As a Christian, I believe that the beauty of Mormon thought as explained by Givens is met and exceeded by historic Christian orthodoxy. Further, Christian orthodoxy rightly orders our worship toward the true God, rather than ourselves. I will explain using two doctrines of Christianity, Creation and Incarnation.
Creation
In Christian orthodoxy, everything that is not God depends on God for its existence. Nothing but God is eternal and self-existent. In the creation of the world, there is a giftedness to it, an undeserved grace that could not exist. Every experience of eating good food, the warmth of the sun, singing and dancing in response to music, are all contingents that could have never come to exist. More fundamentally, we owe God our worship not only in response to every good thing we experience, but our very lives. Contrary to the doctrine of eternal progression, there is no constraint set upon God to act in response to how his parents acted. God could’ve decided to be completely content in the self-giving love of the Trinity, never deciding to bring others near. Instead, we are called into that fellowship out of pure gift, not out of a past-eternal scheme of intelligence-spirit children-mortal bodies-exaltation.
As a result, materiality and embodiedness are instrinsically related to worship.
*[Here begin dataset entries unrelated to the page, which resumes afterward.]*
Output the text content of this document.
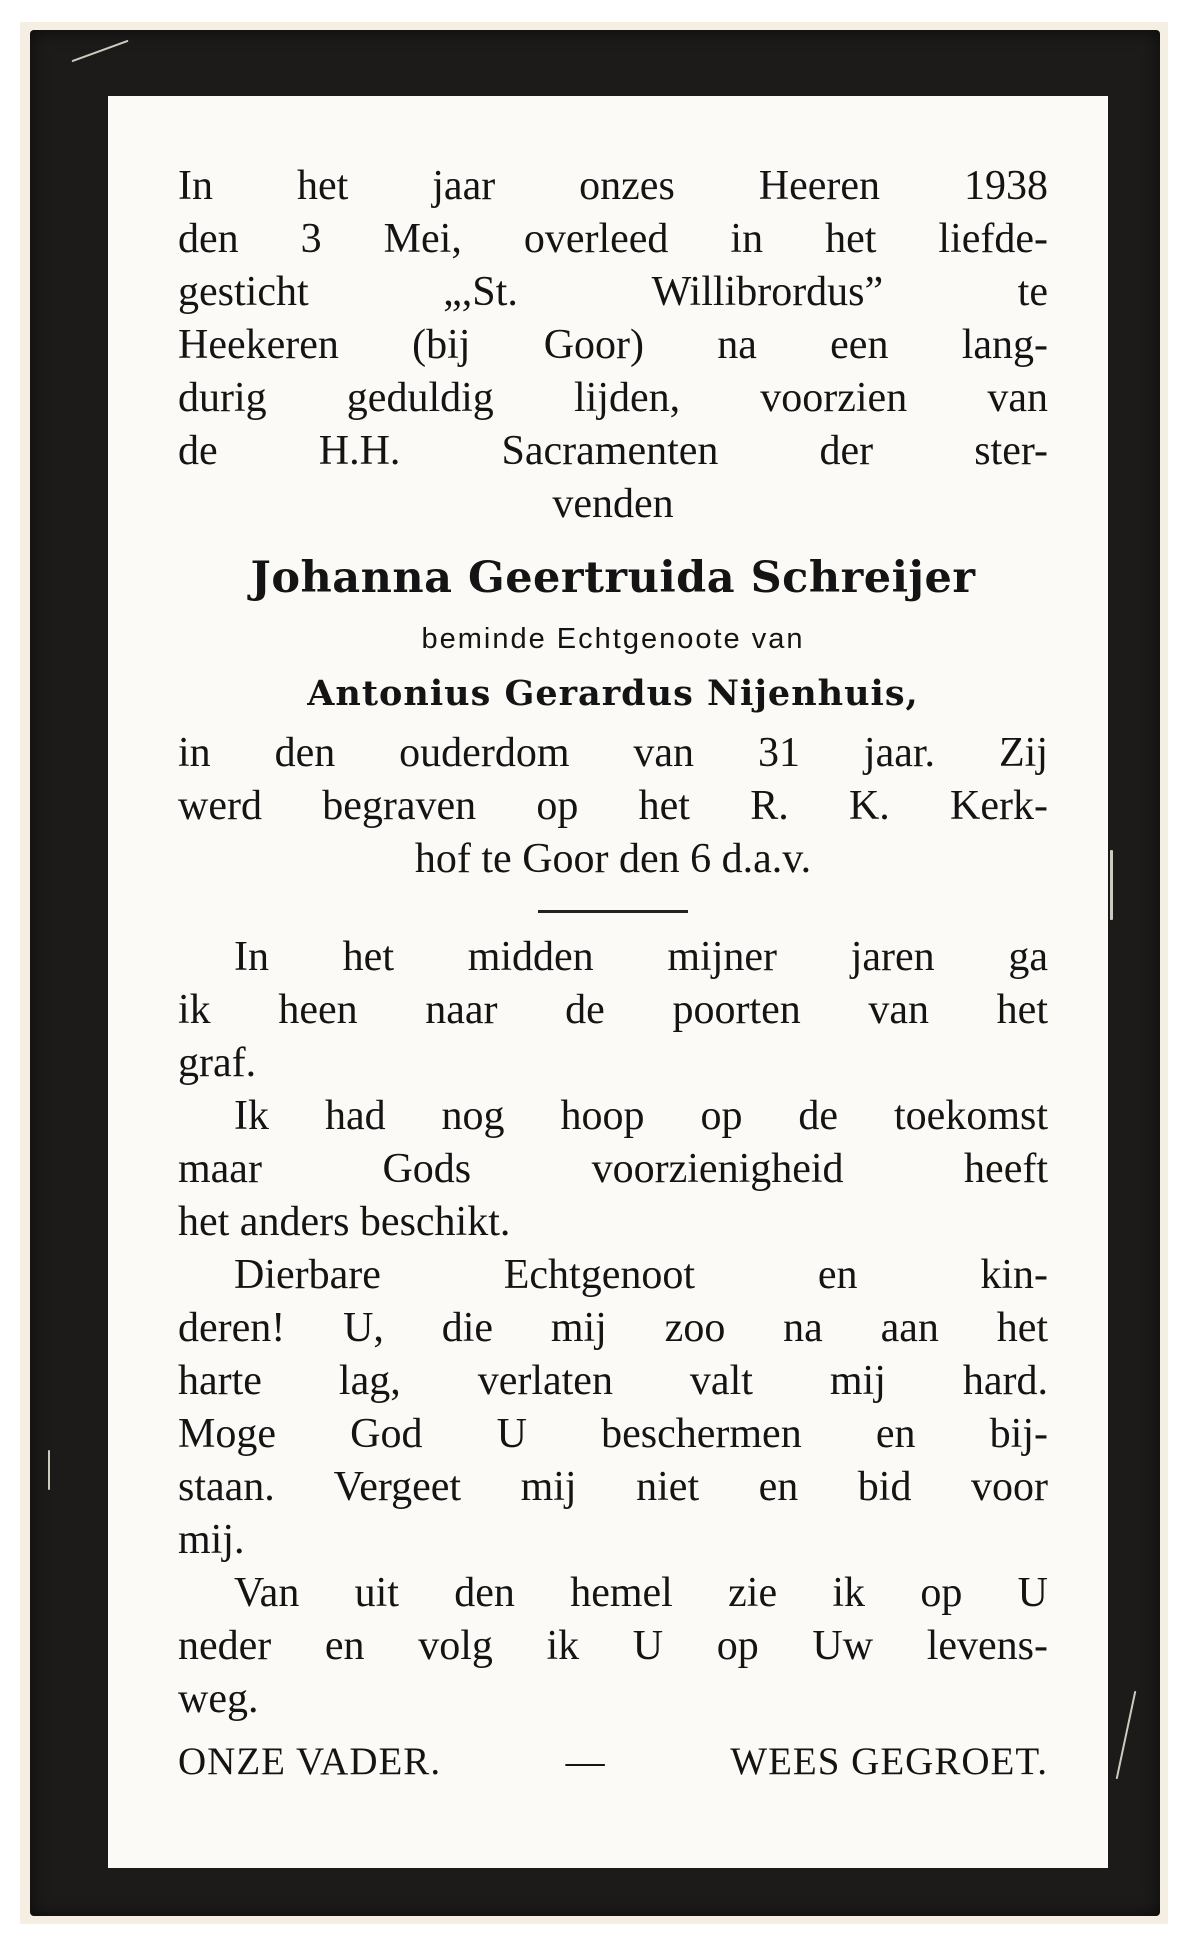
In het jaar onzes Heeren 1938
den 3 Mei, overleed in het liefde-
gesticht „,St. Willibrordus” te
Heekeren (bij Goor) na een lang-
durig geduldig lijden, voorzien van
de H.H. Sacramenten der ster-
venden
Johanna Geertruida Schreijer
beminde Echtgenoote van
Antonius Gerardus Nijenhuis,
in den ouderdom van 31 jaar. Zij
werd begraven op het R. K. Kerk-
hof te Goor den 6 d.a.v.
In het midden mijner jaren ga
ik heen naar de poorten van het
graf.
Ik had nog hoop op de toekomst
maar Gods voorzienigheid heeft
het anders beschikt.
Dierbare Echtgenoot en kin-
deren! U, die mij zoo na aan het
harte lag, verlaten valt mij hard.
Moge God U beschermen en bij-
staan. Vergeet mij niet en bid voor
mij.
Van uit den hemel zie ik op U
neder en volg ik U op Uw levens-
weg.
ONZE VADER.	—	WEES GEGROET.
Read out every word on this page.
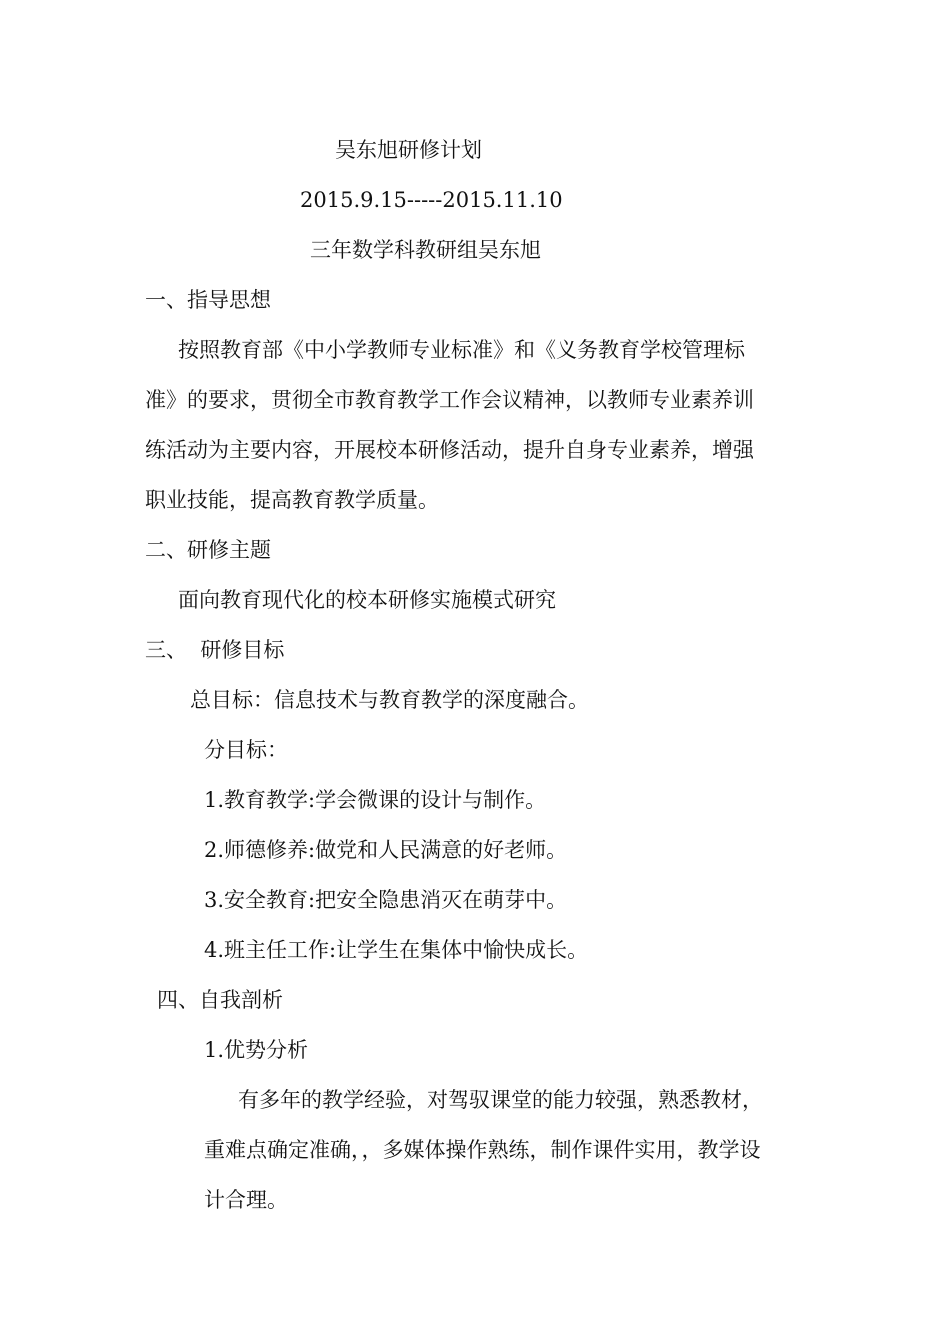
吴东旭研修计划
2015.9.15-----2015.11.10
三年数学科教研组吴东旭
一、指导思想
按照教育部《中小学教师专业标准》和《义务教育学校管理标
准》的要求，贯彻全市教育教学工作会议精神，以教师专业素养训
练活动为主要内容，开展校本研修活动，提升自身专业素养，增强
职业技能，提高教育教学质量。
二、研修主题
面向教育现代化的校本研修实施模式研究
三、  研修目标
总目标：信息技术与教育教学的深度融合。
分目标：
1.教育教学:学会微课的设计与制作。
2.师德修养:做党和人民满意的好老师。
3.安全教育:把安全隐患消灭在萌芽中。
4.班主任工作:让学生在集体中愉快成长。
四、自我剖析
1.优势分析
有多年的教学经验，对驾驭课堂的能力较强，熟悉教材，
重难点确定准确，，多媒体操作熟练，制作课件实用，教学设
计合理。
The very reality of existence prompts us to worship the creator. Moreover, how we utilize our own materiality and embodiedness is related to the worship of God. Dancing, for Givens, can always only be a “righteous reveling in physicality,” never an expression of worship for the God who gave us this gift of expression.
Incarnation
In Christian orthodoxy, the Incarnation reveals a God who enters into the history that he created, bringing the human and divine together in the very body of Jesus Christ. Again, to respond to Givens’s second point, this is something God could’ve done otherwise. God could’ve both 1) left a distance between the immaterial and the material and 2) never chosen to redeem a fallen world. In the Mormon scheme, Heavenly Father only reacts to how his parents gained exaltation, and how their parents gained exaltation, and on and on for eternity. For all of Givens’s concern for God’s free agency, he neglects the fact that the principle of eternal progression leaves Jesus impotent to choose otherwise. He must attain Godhood through obedience, he must take on human flesh to progress, he must rise from the dead to exaltation.
Most importantly, God is not unique in Mormon thought. Heavenly Father, though he begat us as children and has shown us love and mercy, is one among a past and future eternity of Gods. If we are faithful, we can become just as exalted as Heavenly Father is, and can form new worlds and be worshiped by our spirit children. Worship in Mormon theology is thus temporary, for our ability to become Gods and receive exaltation levels the playing field entirely. Ultimately, if I were to become a Mormon and achieve exaltation, the only difference between Jesus and I is that he is 2000 years ahead of me in the process.
In the Christian scheme, God enters into a broken world, revealing his heart towards a fallen people. Freely choosing not to leave humanity in their sin, Jesus “did not count equality with God a thing to be grasped, but emptied himself, by taking the form of a servant, being born in the likeness of men. And being found in human form, he humbled himself by becoming obedient to the point of death, even death on a cross.”19 This is amazing grace, a God who enters into the human experience in order to reconcile it, leaving behind a redeemed and renewed physicality in the process.